ABSTRACT: Theories of medically unexplained illness based on the concepts of dissociation, conversion, and somatization are summarized. Evidence cited in support of these theories is described and the conceptual strengths and shortcomings of each approach are considered. It is argued that each of these approaches adds to the understanding of unexplained illness but that none is able to provide a comprehensive explanation of the phenomenon. An integrative conceptual model of unexplained illness based on cognitive psychological principles is then presented. This model attempts to combine existing theoretical approaches within a single explanatory framework, extending previous theory by explaining how compelling symptoms can exist in the absence of organic pathology. The clinical and empirical implications of the model are then considered.

Summary

This review has attempted to describe current theoretical models of medically unexplained symptoms and the research cited in their support. It is clear that research motivated by the concepts of dissociation, conversion, and somatization has added much to the understanding of unexplained symptoms. Nevertheless, it is clear that there are certain shortcomings—both empirical and conceptual—with existing approaches in this area. In particular, none of the available models is able to provide an adequate account of how subjectively compelling symptoms can persist in the absence of organic pathology. In this article, an integrative conceptual framework that attempts to address these shortcomings, and that explicitly endorses the idea that unexplained symptoms are subjectively real to the sufferer, has been described. 

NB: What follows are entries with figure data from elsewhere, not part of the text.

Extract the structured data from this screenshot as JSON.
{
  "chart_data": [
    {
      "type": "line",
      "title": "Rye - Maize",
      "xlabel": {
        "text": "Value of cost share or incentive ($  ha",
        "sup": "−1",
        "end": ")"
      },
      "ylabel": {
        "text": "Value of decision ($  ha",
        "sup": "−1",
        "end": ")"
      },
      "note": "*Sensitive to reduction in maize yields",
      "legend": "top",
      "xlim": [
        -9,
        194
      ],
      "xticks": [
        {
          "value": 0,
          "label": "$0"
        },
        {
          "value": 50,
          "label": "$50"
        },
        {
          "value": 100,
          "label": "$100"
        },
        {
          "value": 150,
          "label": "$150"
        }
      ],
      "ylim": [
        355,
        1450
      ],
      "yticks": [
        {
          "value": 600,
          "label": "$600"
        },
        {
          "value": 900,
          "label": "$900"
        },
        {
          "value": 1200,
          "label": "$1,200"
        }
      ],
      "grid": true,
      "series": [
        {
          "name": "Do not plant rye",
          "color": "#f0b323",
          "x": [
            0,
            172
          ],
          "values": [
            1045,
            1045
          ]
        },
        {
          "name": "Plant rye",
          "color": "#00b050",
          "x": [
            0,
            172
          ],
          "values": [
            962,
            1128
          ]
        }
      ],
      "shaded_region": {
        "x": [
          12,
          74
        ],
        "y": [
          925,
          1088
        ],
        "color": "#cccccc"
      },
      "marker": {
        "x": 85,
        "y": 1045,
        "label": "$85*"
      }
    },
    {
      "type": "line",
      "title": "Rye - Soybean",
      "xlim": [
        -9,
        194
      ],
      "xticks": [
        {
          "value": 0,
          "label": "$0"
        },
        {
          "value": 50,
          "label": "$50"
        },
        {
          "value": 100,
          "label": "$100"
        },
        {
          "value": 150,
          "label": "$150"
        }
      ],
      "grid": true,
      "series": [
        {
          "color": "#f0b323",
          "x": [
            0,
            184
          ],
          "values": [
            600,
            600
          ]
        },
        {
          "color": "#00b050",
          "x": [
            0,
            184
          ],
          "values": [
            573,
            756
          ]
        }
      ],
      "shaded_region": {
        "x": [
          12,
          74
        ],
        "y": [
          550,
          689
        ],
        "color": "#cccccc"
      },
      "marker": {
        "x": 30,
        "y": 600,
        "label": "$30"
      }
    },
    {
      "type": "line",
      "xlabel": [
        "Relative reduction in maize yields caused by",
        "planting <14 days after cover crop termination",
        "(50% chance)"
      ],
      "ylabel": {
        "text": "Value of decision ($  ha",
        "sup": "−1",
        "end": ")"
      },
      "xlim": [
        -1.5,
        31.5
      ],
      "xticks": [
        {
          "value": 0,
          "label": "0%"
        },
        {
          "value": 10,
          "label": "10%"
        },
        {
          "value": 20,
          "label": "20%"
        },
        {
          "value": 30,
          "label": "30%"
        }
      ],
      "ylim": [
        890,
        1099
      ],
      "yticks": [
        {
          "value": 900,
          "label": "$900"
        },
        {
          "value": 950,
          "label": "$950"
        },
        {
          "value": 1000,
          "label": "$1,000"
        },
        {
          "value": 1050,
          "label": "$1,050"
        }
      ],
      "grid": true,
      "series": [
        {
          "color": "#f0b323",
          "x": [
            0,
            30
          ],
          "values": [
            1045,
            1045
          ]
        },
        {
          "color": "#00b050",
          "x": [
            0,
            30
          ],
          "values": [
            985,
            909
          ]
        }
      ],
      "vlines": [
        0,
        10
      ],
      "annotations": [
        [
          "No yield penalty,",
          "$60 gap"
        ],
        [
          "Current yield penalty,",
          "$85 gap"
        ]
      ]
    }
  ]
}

The proposed model is consistent with Janet's (1889, 1907) dissociation theory in its assertion that symptoms are caused by stored information in the cognitive system that disrupts the interaction between conscious and preconscious aspects of information processing. In line with conversion theory, the model suggests that this process is often driven by a defensive reaction that operates to reduce the individual's exposure to traumatic affect. Like somatization theory, the model identifies symptom-focused attention as central to the creation and maintenance of unexplained symptoms, and highlights the importance of catastrophic misinterpretation, illness beliefs, rumination and worry, illness behavior, negative affect, and personality features in this process. Although consistent with the concepts of dissociation, conversion, and somatization, the model extends existing theories in this area by reformulating them within a common explanatory framework that is based on cognitive psychological principles. In this way, the model attempts to place the current understanding of unexplained symptoms within the remit of everyday psychology, allowing for a more normalizing interpretation of this phenomenon. It is hoped that the model provides a useful scheme for organizing existing research and theory in this area, as well as an impetus for further research into unexplained symptoms and the development of more effective strategies for their treatment.